In Provenza sorgono diverse fabbriche di tele che prenderanno
il nome di “indiennes provençales“,
ma i produttori di lana e seta danneggiati dai nuovi prodotti
fanno pressione sul Consiglio di Stato e nel 1686 il ministro
Louvois vieta l’importazione e la fabbricazione delle indiane.
Inizia un periodo di proibizione che dura 73 anni e prende il
nome di guerra delle indiennes.

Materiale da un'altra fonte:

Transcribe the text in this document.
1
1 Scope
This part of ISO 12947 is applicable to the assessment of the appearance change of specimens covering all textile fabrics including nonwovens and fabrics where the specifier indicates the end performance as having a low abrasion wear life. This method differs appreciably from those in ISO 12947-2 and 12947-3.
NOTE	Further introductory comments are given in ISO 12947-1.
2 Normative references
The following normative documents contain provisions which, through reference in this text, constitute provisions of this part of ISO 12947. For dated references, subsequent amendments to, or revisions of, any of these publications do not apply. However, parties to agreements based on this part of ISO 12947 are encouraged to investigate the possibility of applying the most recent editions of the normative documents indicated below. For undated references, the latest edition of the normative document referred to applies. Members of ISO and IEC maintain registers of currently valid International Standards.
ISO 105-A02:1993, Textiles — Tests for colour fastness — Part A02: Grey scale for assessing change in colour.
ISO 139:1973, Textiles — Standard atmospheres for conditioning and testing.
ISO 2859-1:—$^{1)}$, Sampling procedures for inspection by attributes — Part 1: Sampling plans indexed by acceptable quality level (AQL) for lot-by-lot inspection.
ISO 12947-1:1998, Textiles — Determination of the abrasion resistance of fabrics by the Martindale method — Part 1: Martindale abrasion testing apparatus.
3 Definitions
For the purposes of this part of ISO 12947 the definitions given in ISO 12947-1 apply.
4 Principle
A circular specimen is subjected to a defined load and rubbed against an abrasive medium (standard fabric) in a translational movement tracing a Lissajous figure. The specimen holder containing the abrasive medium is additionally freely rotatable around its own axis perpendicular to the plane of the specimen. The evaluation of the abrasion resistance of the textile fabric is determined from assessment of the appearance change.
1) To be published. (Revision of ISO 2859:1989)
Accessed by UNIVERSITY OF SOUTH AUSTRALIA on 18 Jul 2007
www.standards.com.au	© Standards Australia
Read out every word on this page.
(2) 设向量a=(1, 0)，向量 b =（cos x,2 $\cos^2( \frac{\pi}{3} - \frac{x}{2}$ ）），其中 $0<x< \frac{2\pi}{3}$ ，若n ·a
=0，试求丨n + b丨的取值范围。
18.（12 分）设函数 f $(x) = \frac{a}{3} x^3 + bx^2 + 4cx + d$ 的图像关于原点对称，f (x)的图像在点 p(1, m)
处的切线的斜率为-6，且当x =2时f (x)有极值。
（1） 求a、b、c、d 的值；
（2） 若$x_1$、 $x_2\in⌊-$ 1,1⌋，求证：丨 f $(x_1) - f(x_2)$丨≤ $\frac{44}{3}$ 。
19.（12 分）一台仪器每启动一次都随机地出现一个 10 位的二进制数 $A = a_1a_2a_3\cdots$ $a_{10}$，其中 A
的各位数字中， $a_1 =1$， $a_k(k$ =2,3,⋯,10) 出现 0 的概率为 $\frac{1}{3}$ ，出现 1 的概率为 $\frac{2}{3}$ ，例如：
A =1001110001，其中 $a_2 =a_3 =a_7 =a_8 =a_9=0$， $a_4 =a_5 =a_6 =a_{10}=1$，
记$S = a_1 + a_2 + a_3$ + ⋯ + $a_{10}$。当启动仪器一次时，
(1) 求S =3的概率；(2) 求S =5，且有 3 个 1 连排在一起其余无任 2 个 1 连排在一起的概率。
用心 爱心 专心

Marsiglia, porto
franco dal 1669, è l’unica città dove può
continuare la produzione, l’importazione e il commercio delle
tele. Il divieto nelle altre città francesi è forte e duro,
migliaia di metri di stoffe sono sequestrati e bruciati, ma
nobili e popolani riescono a procurarsi ugualmente le tele al
mercato nero.
Nel 1720 una terribile epidemia di peste colpisce Marsiglia
e le città vicine, in seguito torna la libertà.
In tutte le maggiori città della Provenza sorgono fabbriche di indiennes,
nonostante la mancanza di manodopera specializzata.